E várias outras bandas, motivadas por oportunismo, como o Egotrip (que tinha o fiho do Gilberto Gil, morto num acidente em 1990, como baterista), os Heróis da Resistência (um dos componentes era Leoni, ex-Kid Abelha) e outros. Algumas bandas não eram propriamente de rock, mas de pop music, portanto serão apenas citadas, como João Penca e Seus Miquinhos Amestrados ('Lágrimas de crocodilo'), Gang 90 e As Absurdetes (cuja trajetória foi interrompida pela morte trágica de seu vocalista), Herva Doce ('Amante profissional'), Sempre Livre (formado apenas por mulheres), Fausto Fawcett ('Kátia Flávia'), Roupa Nova (cujas músicas sonorizaram muitas aberturas de novelas da Globo naquela época) e outros. Outros músicos muito famosos já foram chamados impropriamente de roqueiros, mas também foram bem sucedidos na época, como Lulu Santos, Guilherme Arantes, Marina (Lima), Eduardo Dusek, Ritchie, Baby Consuelo (do Brasil), Pepeu Gomes...

Ídolos mais antigos do rock também aproveitaram para compor nesta década, como a "rainha" Rita Lee, que na época emplacou alguns sucessos como Lança Perfume e Flagra, e Raul Seixas, este mergulhado na depressão e no alcoolismo após seu auge na década de 1970, mas não esquecido. O 'maluco beleza' se foi em 1989, causando uma terrível baixa no gênero que consagrou tantos nomes também por estas terras.

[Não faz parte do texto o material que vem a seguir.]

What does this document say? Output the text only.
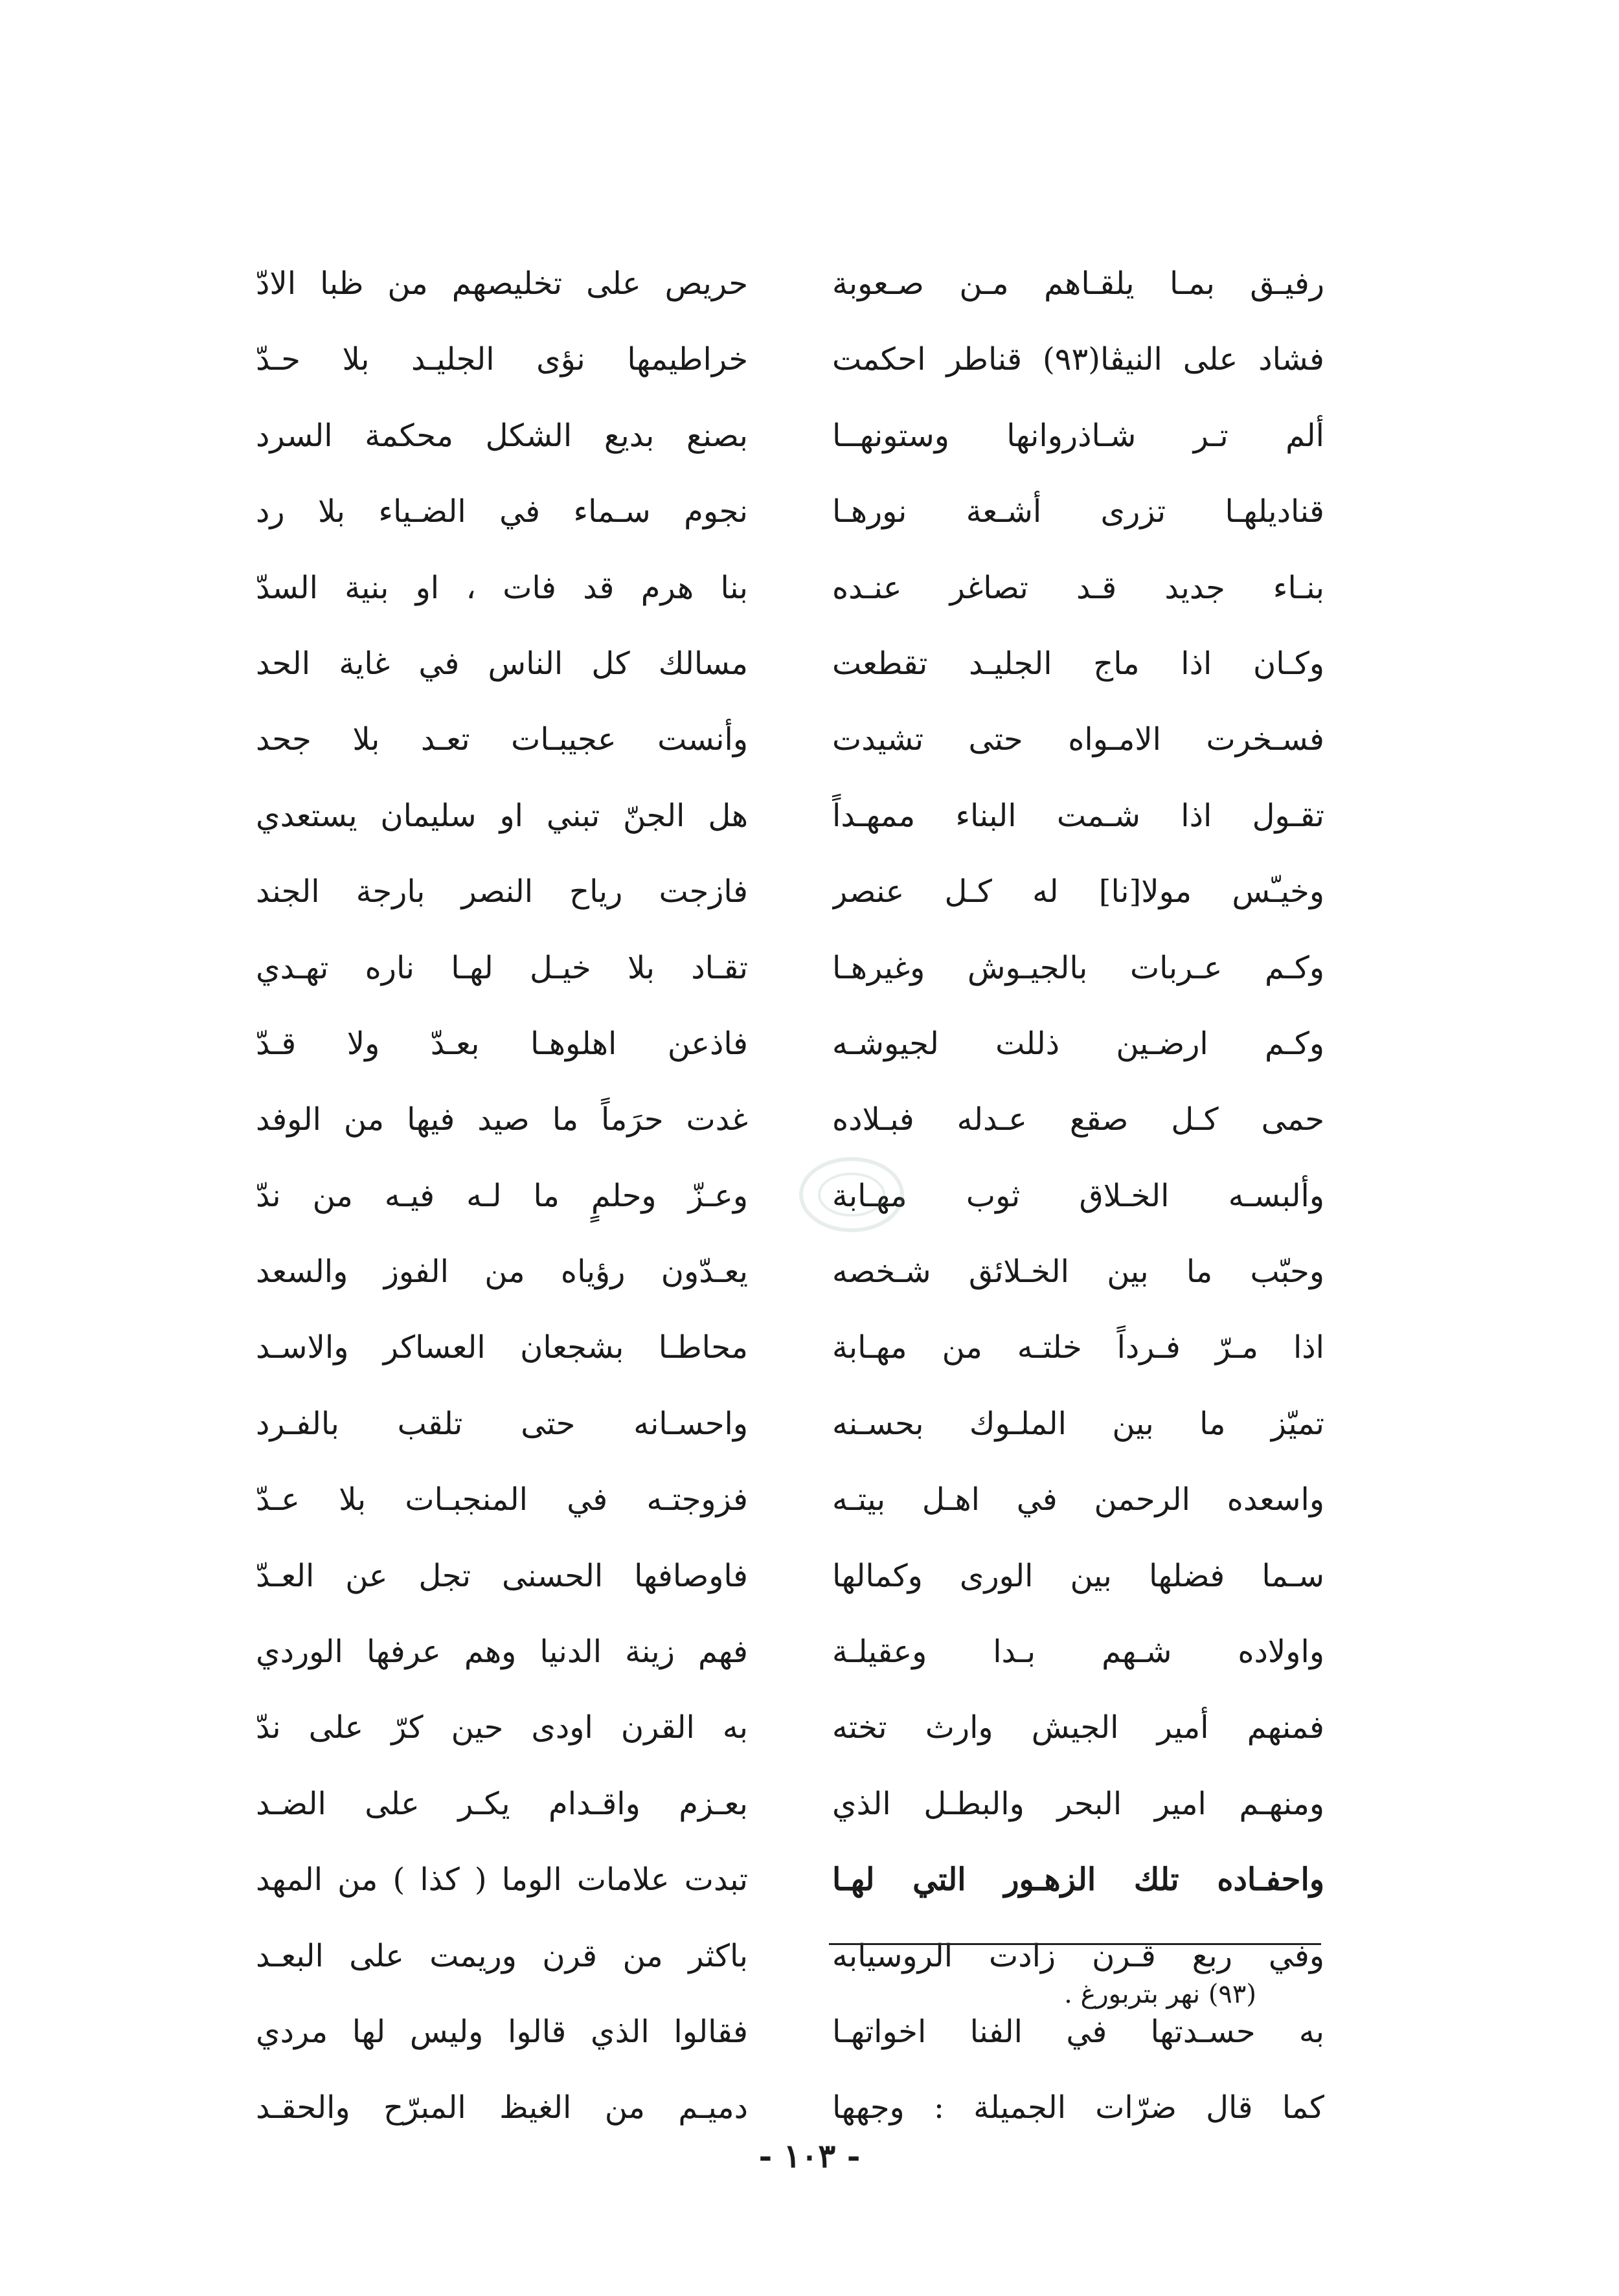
رفيـق بمـا يلقـاهم مـن صـعوبة
فشاد على النيڤا(٩٣) قناطر احكمت
ألم تـر شـاذروانها وستونهــا
قناديلهـا تزرى أشـعة نورهـا
بنـاء جديد قـد تصاغر عنـده
وكـان اذا ماج الجليـد تقطعت
فسـخرت الامـواه حتى تشيدت
تقـول اذا شـمت البناء ممهـداً
وخيـّس مولا[نا] له كـل عنصر
وكـم عـربات بالجيـوش وغيرهـا
وكـم ارضـين ذللت لجيوشـه
حمى كـل صقع عـدله فبـلاده
وألبسـه الخـلاق ثوب مهـابة
وحبّب ما بين الخـلائق شـخصه
اذا مـرّ فـرداً خلتـه من مهـابة
تميّز ما بين الملـوك بحسـنه
واسعده الرحمن في اهـل بيتـه
سـما فضلها بين الورى وكمالها
واولاده شـهم بـدا وعقيلـة
فمنهم أمير الجيش وارث تخته
ومنهـم امير البحر والبطـل الذي
واحفـاده تلك الزهـور التي لهـا
وفي ربع قـرن زادت الروسيابه
به حسـدتها في الفنا اخواتهـا
كما قال ضرّات الجميلة : وجهها
حريص على تخليصهم من ظبا الادّ
خراطيمها نؤى الجليـد بلا حـدّ
بصنع بديع الشكل محكمة السرد
نجوم سـماء في الضـياء بلا رد
بنا هرم قد فات ، او بنية السدّ
مسالك كل الناس في غاية الحد
وأنست عجيبـات تعـد بلا جحد
هل الجنّ تبني او سليمان يستعدي
فازجت رياح النصر بارجة الجند
تقـاد بلا خيـل لهـا ناره تهـدي
فاذعن اهلوهـا بعـدّ ولا قـدّ
غدت حرَماً ما صيد فيها من الوفد
وعـزّ وحلمٍ ما لـه فيـه من ندّ
يعـدّون رؤياه من الفوز والسعد
محاطـا بشجعان العساكر والاسـد
واحسـانه حتى تلقب بالفـرد
فزوجتـه في المنجبـات بلا عـدّ
فاوصافها الحسنى تجل عن العـدّ
فهم زينة الدنيا وهم عرفها الوردي
به القرن اودى حين كرّ على ندّ
بعـزم واقـدام يكـر على الضـد
تبدت علامات الوما ( كذا ) من المهد
باكثر من قرن وريمت على البعـد
فقالوا الذي قالوا وليس لها مردي
دميـم من الغيظ المبرّح والحقـد
(٩٣) نهر بتربورغ .
- ١٠٣ -
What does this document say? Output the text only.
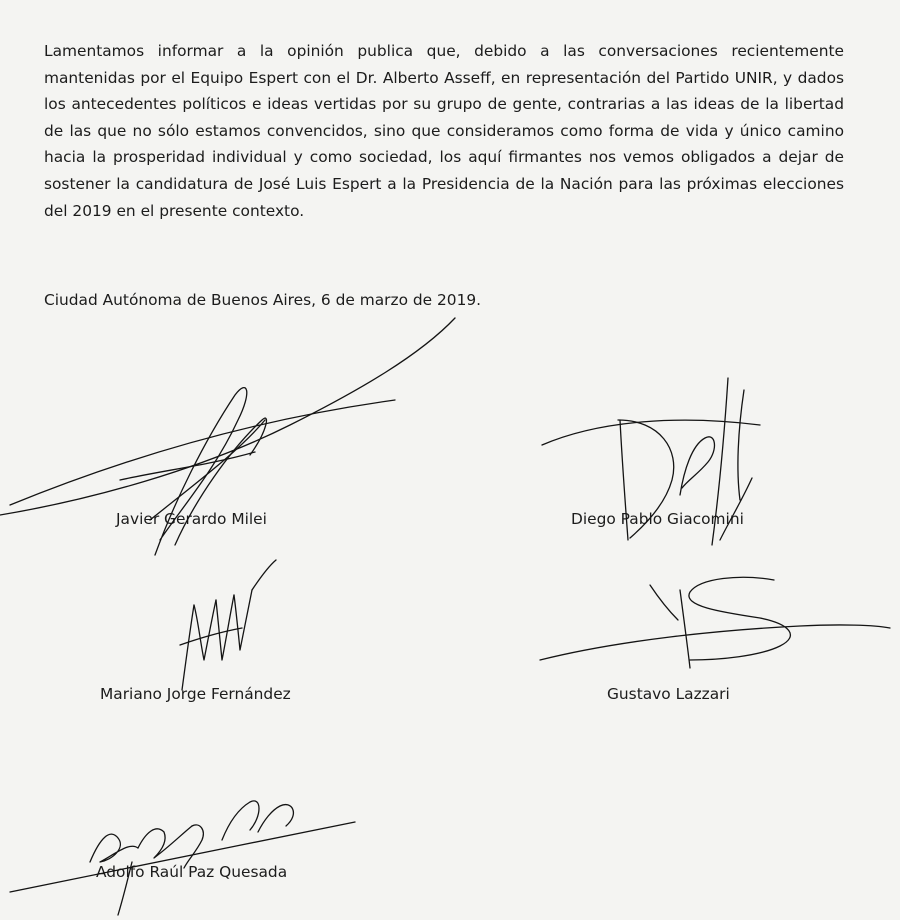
Lamentamos informar a la opinión publica que, debido a las conversaciones recientemente mantenidas por el Equipo Espert con el Dr. Alberto Asseff, en representación del Partido UNIR, y dados los antecedentes políticos e ideas vertidas por su grupo de gente, contrarias a las ideas de la libertad de las que no sólo estamos convencidos, sino que consideramos como forma de vida y único camino hacia la prosperidad individual y como sociedad, los aquí firmantes nos vemos obligados a dejar de sostener la candidatura de José Luis Espert a la Presidencia de la Nación para las próximas elecciones del 2019 en el presente contexto.

Ciudad Autónoma de Buenos Aires, 6 de marzo de 2019.

Javier Gerardo Milei	Diego Pablo Giacomini
Mariano Jorge Fernández	Gustavo Lazzari
Adolfo Raúl Paz Quesada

Por fim, é bom lembrar que o grupo Sepultura surgiu nos loucos anos 80, mas só estourou de verdade na década seguinte com seu thrash metal cantado em inglês, principalmente depois do segundo Rock in Rio, em 1991.  



P.S.: O dia do rock, acusado de satanista, numa sexta-feira 13 parece outro sinal do fim dos tempos, muito mais forte do que o fim do jejum de títulos do Palmeiras, quando ele ganhou a Copa do Brasil anteontem (que era esperado, portanto não é mais um prenúncio do Apocalipse).